The commitment comes from the Cyvia and Melvyn Wolff Family Foundation and will serve as a defining element of the Memorial Park Master Plan’s Land Bridge and Prairie project that is aimed at establishing a more resilient ecology; enhancing animal habitats; improving stormwater management; and providing a beautiful, immersive and accessible experience for the park’s visitors, according to the news release.
“The transformation of Memorial Park is vitally important to our city and our foundation,” Cyvia Wolff said in the news release. “We are honored to be part of this incredible effort and proud to join the Kinders and others who have funded the vision for the park. Together, we are creating one of the largest urban prairie reclamation efforts in Texas so that Houstonians can experience a native landscape that has largely been lost.”
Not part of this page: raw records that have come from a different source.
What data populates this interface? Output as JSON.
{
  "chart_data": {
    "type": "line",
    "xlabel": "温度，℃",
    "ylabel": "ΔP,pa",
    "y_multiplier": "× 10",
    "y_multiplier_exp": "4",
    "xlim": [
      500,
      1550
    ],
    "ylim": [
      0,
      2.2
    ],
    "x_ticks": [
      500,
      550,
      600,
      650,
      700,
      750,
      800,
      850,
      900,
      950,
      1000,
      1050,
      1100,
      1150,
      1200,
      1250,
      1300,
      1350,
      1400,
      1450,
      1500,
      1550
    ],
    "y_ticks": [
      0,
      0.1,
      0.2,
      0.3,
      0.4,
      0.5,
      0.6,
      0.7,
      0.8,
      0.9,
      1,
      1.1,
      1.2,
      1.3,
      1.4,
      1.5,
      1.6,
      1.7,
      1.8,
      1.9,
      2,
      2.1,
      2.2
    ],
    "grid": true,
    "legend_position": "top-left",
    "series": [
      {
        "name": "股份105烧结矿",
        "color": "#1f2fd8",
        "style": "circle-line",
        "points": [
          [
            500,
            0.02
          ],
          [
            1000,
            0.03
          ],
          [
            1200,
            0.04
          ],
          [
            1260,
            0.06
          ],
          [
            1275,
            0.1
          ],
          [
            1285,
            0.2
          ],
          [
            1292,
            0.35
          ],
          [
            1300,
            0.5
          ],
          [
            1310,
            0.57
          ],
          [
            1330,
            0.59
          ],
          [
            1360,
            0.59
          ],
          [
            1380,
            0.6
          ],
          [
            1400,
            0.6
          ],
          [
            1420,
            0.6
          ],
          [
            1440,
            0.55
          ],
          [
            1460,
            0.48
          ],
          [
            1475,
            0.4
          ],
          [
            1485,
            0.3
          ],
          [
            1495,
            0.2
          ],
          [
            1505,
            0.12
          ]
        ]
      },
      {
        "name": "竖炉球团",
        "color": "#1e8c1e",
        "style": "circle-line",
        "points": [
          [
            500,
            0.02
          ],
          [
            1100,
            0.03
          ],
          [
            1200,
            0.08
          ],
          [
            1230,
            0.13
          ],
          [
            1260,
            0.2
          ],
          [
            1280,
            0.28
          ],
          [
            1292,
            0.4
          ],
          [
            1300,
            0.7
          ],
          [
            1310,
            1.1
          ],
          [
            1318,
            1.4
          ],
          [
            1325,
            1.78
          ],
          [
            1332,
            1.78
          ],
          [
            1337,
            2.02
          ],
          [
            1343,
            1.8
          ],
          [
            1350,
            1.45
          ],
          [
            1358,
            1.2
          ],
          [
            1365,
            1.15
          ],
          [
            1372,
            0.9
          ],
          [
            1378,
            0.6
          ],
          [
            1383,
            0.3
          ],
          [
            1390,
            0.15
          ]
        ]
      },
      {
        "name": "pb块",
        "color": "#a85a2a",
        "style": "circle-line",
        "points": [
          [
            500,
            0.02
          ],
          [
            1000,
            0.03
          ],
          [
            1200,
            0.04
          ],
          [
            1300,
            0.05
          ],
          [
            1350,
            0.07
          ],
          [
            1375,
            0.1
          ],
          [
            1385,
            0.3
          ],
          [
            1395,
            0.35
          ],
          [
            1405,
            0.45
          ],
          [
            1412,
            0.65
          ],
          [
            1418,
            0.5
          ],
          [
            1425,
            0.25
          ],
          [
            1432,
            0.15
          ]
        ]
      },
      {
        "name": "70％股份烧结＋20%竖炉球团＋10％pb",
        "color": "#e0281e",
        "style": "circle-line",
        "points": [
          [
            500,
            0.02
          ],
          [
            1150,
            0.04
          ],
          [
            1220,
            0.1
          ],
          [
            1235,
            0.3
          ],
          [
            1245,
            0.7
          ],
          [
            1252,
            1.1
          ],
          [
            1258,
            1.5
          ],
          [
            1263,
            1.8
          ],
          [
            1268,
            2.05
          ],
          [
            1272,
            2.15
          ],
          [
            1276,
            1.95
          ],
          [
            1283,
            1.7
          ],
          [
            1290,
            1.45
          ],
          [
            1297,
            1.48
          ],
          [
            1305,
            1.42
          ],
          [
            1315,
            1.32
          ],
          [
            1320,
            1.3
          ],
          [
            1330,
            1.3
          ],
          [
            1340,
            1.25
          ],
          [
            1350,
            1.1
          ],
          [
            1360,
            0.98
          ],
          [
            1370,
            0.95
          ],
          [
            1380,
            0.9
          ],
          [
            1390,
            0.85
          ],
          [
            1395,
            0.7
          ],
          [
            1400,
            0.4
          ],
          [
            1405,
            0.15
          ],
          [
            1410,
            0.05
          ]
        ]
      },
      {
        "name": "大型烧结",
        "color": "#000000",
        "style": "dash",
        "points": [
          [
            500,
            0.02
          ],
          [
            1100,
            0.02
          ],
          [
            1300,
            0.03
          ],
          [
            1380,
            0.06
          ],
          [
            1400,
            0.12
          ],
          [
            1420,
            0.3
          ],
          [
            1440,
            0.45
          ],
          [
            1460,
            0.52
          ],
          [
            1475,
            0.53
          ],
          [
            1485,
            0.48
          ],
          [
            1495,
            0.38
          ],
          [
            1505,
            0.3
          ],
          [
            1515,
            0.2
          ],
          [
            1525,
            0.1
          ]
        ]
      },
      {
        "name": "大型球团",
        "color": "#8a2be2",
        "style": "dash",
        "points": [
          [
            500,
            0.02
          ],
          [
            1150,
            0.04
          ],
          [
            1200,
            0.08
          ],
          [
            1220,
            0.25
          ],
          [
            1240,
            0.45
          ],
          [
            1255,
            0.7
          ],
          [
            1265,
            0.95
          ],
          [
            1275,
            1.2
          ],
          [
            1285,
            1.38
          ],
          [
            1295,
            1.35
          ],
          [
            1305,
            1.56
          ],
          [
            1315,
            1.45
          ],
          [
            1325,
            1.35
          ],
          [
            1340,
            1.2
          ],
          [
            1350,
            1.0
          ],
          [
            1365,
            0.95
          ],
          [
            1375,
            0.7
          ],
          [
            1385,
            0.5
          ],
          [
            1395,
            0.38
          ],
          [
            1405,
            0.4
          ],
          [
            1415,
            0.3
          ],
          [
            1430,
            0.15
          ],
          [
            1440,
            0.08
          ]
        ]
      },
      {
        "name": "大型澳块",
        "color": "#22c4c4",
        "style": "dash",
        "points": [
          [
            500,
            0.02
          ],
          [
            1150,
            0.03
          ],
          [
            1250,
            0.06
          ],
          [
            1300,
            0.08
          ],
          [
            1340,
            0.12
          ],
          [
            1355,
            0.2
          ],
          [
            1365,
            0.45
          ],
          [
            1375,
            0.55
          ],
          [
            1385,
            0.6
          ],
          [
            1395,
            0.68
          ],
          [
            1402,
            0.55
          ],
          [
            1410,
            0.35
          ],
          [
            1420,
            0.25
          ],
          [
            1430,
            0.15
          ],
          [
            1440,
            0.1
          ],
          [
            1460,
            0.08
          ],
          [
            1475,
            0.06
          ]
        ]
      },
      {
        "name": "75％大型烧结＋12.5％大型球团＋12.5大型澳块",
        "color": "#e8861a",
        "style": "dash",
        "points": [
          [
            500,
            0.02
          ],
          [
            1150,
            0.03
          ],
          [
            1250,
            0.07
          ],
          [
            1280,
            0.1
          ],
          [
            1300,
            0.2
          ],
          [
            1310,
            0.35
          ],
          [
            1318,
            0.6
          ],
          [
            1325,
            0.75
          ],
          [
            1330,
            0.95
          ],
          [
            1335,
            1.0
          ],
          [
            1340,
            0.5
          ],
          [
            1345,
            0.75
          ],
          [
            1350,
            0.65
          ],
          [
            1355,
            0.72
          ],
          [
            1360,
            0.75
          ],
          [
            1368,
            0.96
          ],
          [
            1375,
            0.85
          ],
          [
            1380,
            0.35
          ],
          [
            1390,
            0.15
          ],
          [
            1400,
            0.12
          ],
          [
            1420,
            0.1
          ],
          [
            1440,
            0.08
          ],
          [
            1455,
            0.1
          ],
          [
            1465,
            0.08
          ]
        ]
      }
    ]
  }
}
The prairie will extend from the basin south of the land bridge, up and over the mounds, and into the area north of Memorial Drive, and it will restore nearly 45 acres of endangered Gulf Coast prairie that once thrived in the Texas and Louisiana region for thousands of years, according to the release. Today, that Gulf Coast Prairie habitat is one of the most endangered ecosystems in North America, with less than 1% of its historic range remaining.
Memorial Park will achieve this large-scale restoration by taking seeds from the existing prairie along the railroad tracks and adding them to thousands of pounds of additional seeds The Nature Conservancy is collecting from other regional prairies.
With the restoration, Memorial Park expects to increase its resiliency during times of drought and in times of flood, with the prairie’s deep root system that will allow for greater absorption and the south prairie basin that will detain more of the stormwater that flows through Memorial Park to Buffalo Bayou during heavy rain events, according to the release.